薄越明刨根问底,“你是不明白我对你的感情,还是不明白你对我的想法?”
“那你想过没有?”
“为什么要跟着我去温城?为什么睡不着觉想着来找我?为什么昨晚我诓你说找别人解决的时候,你又不肯?”
面对一连串的问题,裴意浑身的热意冒了起来。
他闷了许久,还是嘴硬回答,“我怕薄家人对我动手,所以才跟着你去温城,睡不着觉找你就是讨水喝,反正……反正都是你多想了。”
薄越明无奈苦笑,“是吗?只是这样?你对我一点儿多余的想法都没有?”
裴意不敢直视薄越明眼底的失望,支支吾吾,“我没想过要谈恋爱。”
他不算长的人生里已经见证过了两段不成功的爱情——
记忆中没能出现的亲生父母,大概是因为感情破裂才将他丢弃的,否则那么多年不可能不来寻找。
记忆中曾经那么相爱的彦爸和容爸,他们不缺物质、不缺地位,最初也不缺爱情,可最终还是随着岁月流逝、老去,而闹得那么难堪惨烈。
还未成年时的裴意就对感情抱着悲观的态度,他不敢也不愿开启一段冲动型的感情,即便眼前人是他有过好感的薄越明。
薄越明点明的喜欢让裴意无所适从,他不能也不敢答应,既然如此,那就应该及时远离。
如果可以,他宁愿和对方是合作者、是朋友、是家人,但就不能也不应该是恋人。
薄越明捕捉住裴意眼底的消极和纠结,仿佛懂得了什么,“你是没想过和我谈,还是没想过和任何人谈?”
裴意这次没有犹豫,“任何人。”
他深呼一口气,有些刻意地将感情问题翻篇,“我不是故意骗你的,当时确实想要离开裴家,又没有比答应联姻更好的方式了。”
横竖薄越明都知道了他“装傻”的事实,还不如趁机说个明白。
“我本来就想过在你恢复视力前离开薄家,就、就是……”裴意说话声心虚点了,“昨晚那一下子实在太突然了,我没想好要怎么面对你。”
“没想通,所以就想要跑?”
薄越明磨了磨后槽牙,又舍不得对眼前人过于生气,他顺着往下追问,“你告诉我,你离开薄家后打算去哪里?”
裴意卡壳。
薄越明无奈,“什么都没准备好,还想要带着探长一起离开?”
裴意不怎么服气,“我一个身体智力都健全的人,去哪里不可以?”
薄越明轻易将话题拿捏了回来,“既然去哪里都可以,不如留下来。”
“啊?”
裴意怔然,怎么又绕回来了?
“裴意,我不知道你以前经历了什么,所以才对感情抱有那么消极的态度,你不想说,我不逼你坦诚。”
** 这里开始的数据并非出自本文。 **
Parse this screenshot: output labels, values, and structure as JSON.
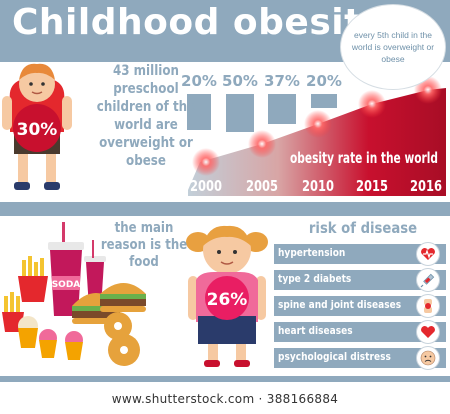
{
  "header": {
    "title": "Childhood obesity",
    "bubble_text": "every 5th child in the world is overweight or obese"
  },
  "top_section": {
    "stat_text": "43 million preschool children of the world are overweight or obese",
    "boy_badge": "30%"
  },
  "chart_data": {
    "type": "area",
    "title": "obesity rate in the world",
    "categories": [
      "2000",
      "2005",
      "2010",
      "2015",
      "2016"
    ],
    "change_labels": [
      "20%",
      "50%",
      "37%",
      "20%"
    ],
    "change_values": [
      20,
      50,
      37,
      20
    ]
  },
  "bottom_section": {
    "reason_text": "the main reason is the food",
    "girl_badge": "26%",
    "soda_label": "SODA",
    "risk_title": "risk of disease",
    "risks": [
      {
        "label": "hypertension",
        "icon": "heart-monitor-icon"
      },
      {
        "label": "type 2 diabets",
        "icon": "syringe-icon"
      },
      {
        "label": "spine and joint diseases",
        "icon": "joint-icon"
      },
      {
        "label": "heart diseases",
        "icon": "heart-icon"
      },
      {
        "label": "psychological distress",
        "icon": "sad-face-icon"
      }
    ]
  },
  "footer": {
    "watermark": "www.shutterstock.com · 388166884"
  },
  "colors": {
    "band": "#8fa9bd",
    "accent_red": "#c8102e",
    "badge_pink": "#f06a9a",
    "text_blue": "#8fa9bd"
  }
}
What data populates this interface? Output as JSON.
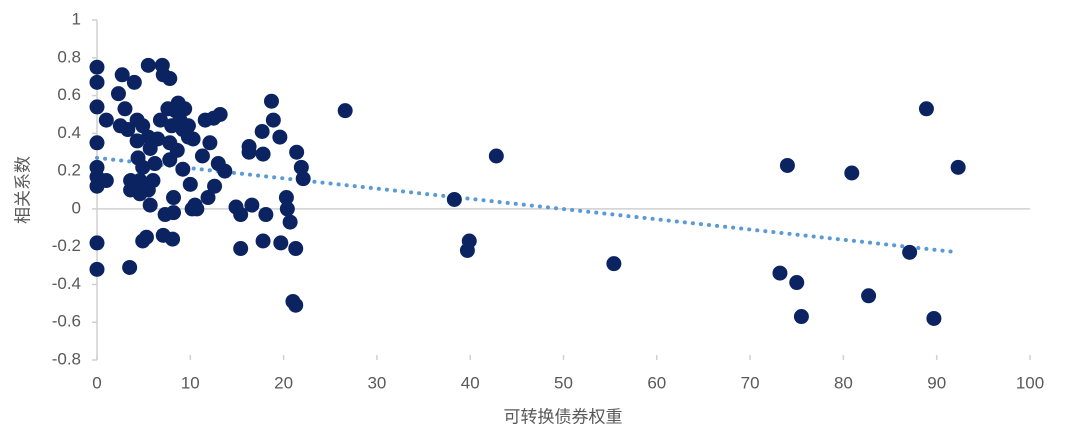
{
  "chart_data": {
    "type": "scatter",
    "x_label": "可转换债券权重",
    "y_label": "相关系数",
    "color": "#0b2461",
    "x": [
      0,
      0,
      0,
      0,
      0,
      0,
      0,
      0,
      0,
      1,
      1,
      2.3,
      2.7,
      2.5,
      3,
      3.3,
      3.6,
      3.6,
      3.5,
      4,
      4.3,
      4.3,
      4.4,
      4.6,
      4.6,
      4.9,
      4.9,
      4.9,
      5.3,
      5.5,
      5.5,
      5.7,
      5.5,
      5.7,
      6,
      6.2,
      6.5,
      6.8,
      7,
      7.1,
      7.1,
      7.3,
      7.6,
      7.8,
      7.8,
      7.8,
      8,
      8.1,
      8.2,
      8.2,
      8.4,
      8.6,
      8.7,
      8.9,
      9.2,
      9.2,
      9.4,
      9.8,
      9.8,
      10,
      10.2,
      10.3,
      10.5,
      10.7,
      11.3,
      11.6,
      11.9,
      12.1,
      12.5,
      12.6,
      13,
      13.2,
      13.7,
      14.9,
      15.4,
      15.4,
      16.3,
      16.3,
      16.6,
      17.7,
      17.8,
      17.8,
      18.1,
      18.7,
      18.9,
      19.6,
      19.7,
      20.3,
      20.4,
      20.7,
      21,
      21.3,
      21.3,
      21.4,
      21.9,
      22.1,
      26.6,
      38.3,
      39.9,
      39.7,
      42.8,
      55.4,
      73.2,
      74,
      75,
      75.5,
      80.9,
      82.7,
      87.1,
      88.9,
      89.7,
      92.3
    ],
    "values": [
      0.75,
      0.67,
      0.54,
      0.35,
      0.22,
      0.17,
      0.12,
      -0.18,
      -0.32,
      0.47,
      0.15,
      0.61,
      0.71,
      0.44,
      0.53,
      0.42,
      0.15,
      0.1,
      -0.31,
      0.67,
      0.47,
      0.36,
      0.27,
      0.15,
      0.08,
      0.44,
      0.22,
      -0.17,
      -0.15,
      0.76,
      0.38,
      0.32,
      0.1,
      0.02,
      0.15,
      0.24,
      0.37,
      0.47,
      0.76,
      0.71,
      -0.14,
      -0.03,
      0.53,
      0.69,
      0.35,
      0.26,
      0.44,
      -0.16,
      0.06,
      -0.02,
      0.52,
      0.31,
      0.56,
      0.47,
      0.42,
      0.21,
      0.53,
      0.44,
      0.38,
      0.13,
      0,
      0.37,
      0.02,
      0,
      0.28,
      0.47,
      0.06,
      0.35,
      0.48,
      0.12,
      0.24,
      0.5,
      0.2,
      0.01,
      -0.03,
      -0.21,
      0.33,
      0.3,
      0.02,
      0.41,
      0.29,
      -0.17,
      -0.03,
      0.57,
      0.47,
      0.38,
      -0.18,
      0.06,
      0,
      -0.07,
      -0.49,
      -0.51,
      -0.21,
      0.3,
      0.22,
      0.16,
      0.52,
      0.05,
      -0.17,
      -0.22,
      0.28,
      -0.29,
      -0.34,
      0.23,
      -0.39,
      -0.57,
      0.19,
      -0.46,
      -0.23,
      0.53,
      -0.58,
      0.22
    ],
    "trendline": {
      "x": [
        0,
        92.3
      ],
      "values": [
        0.27,
        -0.23
      ],
      "color": "#5b9bd5"
    },
    "xlim": [
      0,
      100
    ],
    "xticks": [
      0,
      10,
      20,
      30,
      40,
      50,
      60,
      70,
      80,
      90,
      100
    ],
    "ylim": [
      -0.8,
      1
    ],
    "yticks": [
      -0.8,
      -0.6,
      -0.4,
      -0.2,
      0,
      0.2,
      0.4,
      0.6,
      0.8,
      1
    ]
  }
}
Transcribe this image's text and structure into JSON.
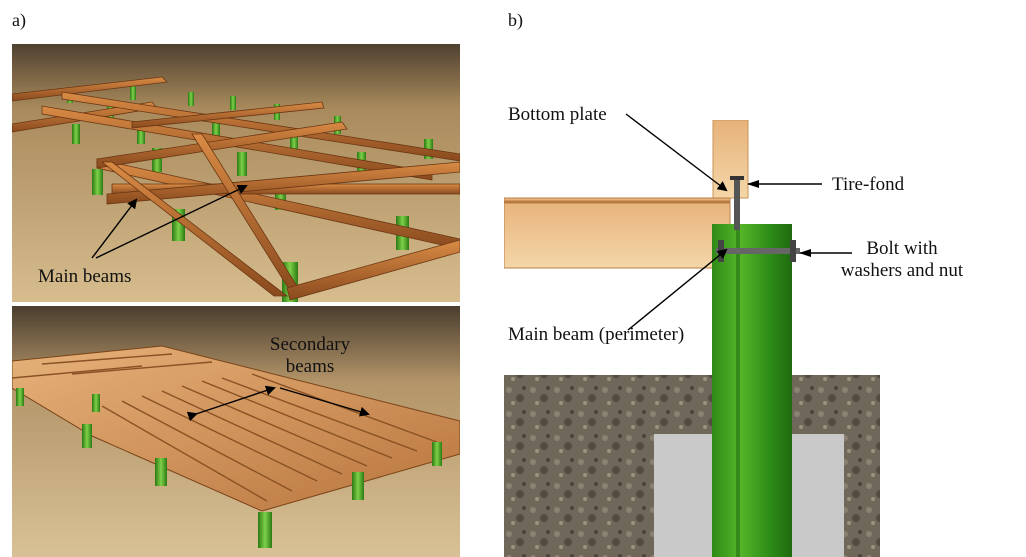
{
  "panels": {
    "a": {
      "label": "a)",
      "top_callout": "Main beams",
      "bottom_callout": [
        "Secondary",
        "beams"
      ]
    },
    "b": {
      "label": "b)",
      "callouts": {
        "bottom_plate": "Bottom plate",
        "tire_fond": "Tire-fond",
        "bolt": [
          "Bolt with",
          "washers and nut"
        ],
        "main_beam": "Main beam (perimeter)"
      }
    }
  },
  "colors": {
    "sand": "#c9a76e",
    "sky_dark": "#5a4a36",
    "wood": "#c9803e",
    "wood_light": "#e9b77a",
    "post_green": "#3d9a1e",
    "concrete": "#c9c9c9",
    "soil": "#6d6658"
  }
}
薄越明微微屈身,从下直视着裴意的双眸,语气温柔的不可思议。
“可是,你能不能尝试着给我一次机会?”
裴意还是没弄明白,“嗯?”
“之前那些相处我们都先翻篇,从现在到元旦,我们以正常模式相处两个月,就当给彼此一个真正了解对方的时间。”
不用装傻装乖,也不用装失明,两个人之间的相处该怎么样就怎么样。
薄越明确信裴意对他是不同,只是不愿意承认自己的心意而已。
“我会在不触及你底线情况下追
求你,如果到了那个时候,你对我、对恋爱感情的态度还是没有丝毫变化,我一定不会阻拦你离开。”
薄越明微微后撤,主动给裴意留出多一分的距离,免得对方过于紧张。
他像是想到了什么,追加了筹码,“但我要重新明确一下——”
“探长是在庄园里出生的猫,最开始它是赖着我的,所有的宠物费用也都是我出的。”
“严格来说,它是我的猫,在没有我的允许下,你不能带它走。”
裴意顿时面露急色,然后就听见薄越明进一步说,“如果你执意想要带它离开,那作为交换条件,至少得在这里待到元旦。”
“这两个月,你在这个家里的身份照旧,日常想吃什么,凯叔和佣人都能给你做。”
“你也不用躲着我偷偷喝酒,我可以陪着你练酒量,只要你想要,身后这一面酒墙都能由你做主。”
“……”
啊?
还能有这好事?
裴意眸色骤然一亮,又假装矜持地压了下去。
薄越明将小猫的心思一抓一个准,“你考虑一下?”
“……”
裴意无声思考。
他本质上就是一个不喜欢换居住地方的人,一是怕生,二是怕耽误日常工作,毕竟从现在到元旦,正好也是《末雾》最终筹备期。
再说了,工作之余有甜点、可以喝酒、还能撸猫,实在没什么不满意的。
唯一让他不敢尝试的,就是薄越明所说的“追求”。
容爸的警告声仿佛还回荡在耳畔,裴意重新对上了薄越明深邃的眼眸,“我没你想得那么好,也不值得,就算再有两个月,你还是会失望的。”
“那是我的事。”薄越明不急不躁,“你只需要告诉我,答应或者不答应?”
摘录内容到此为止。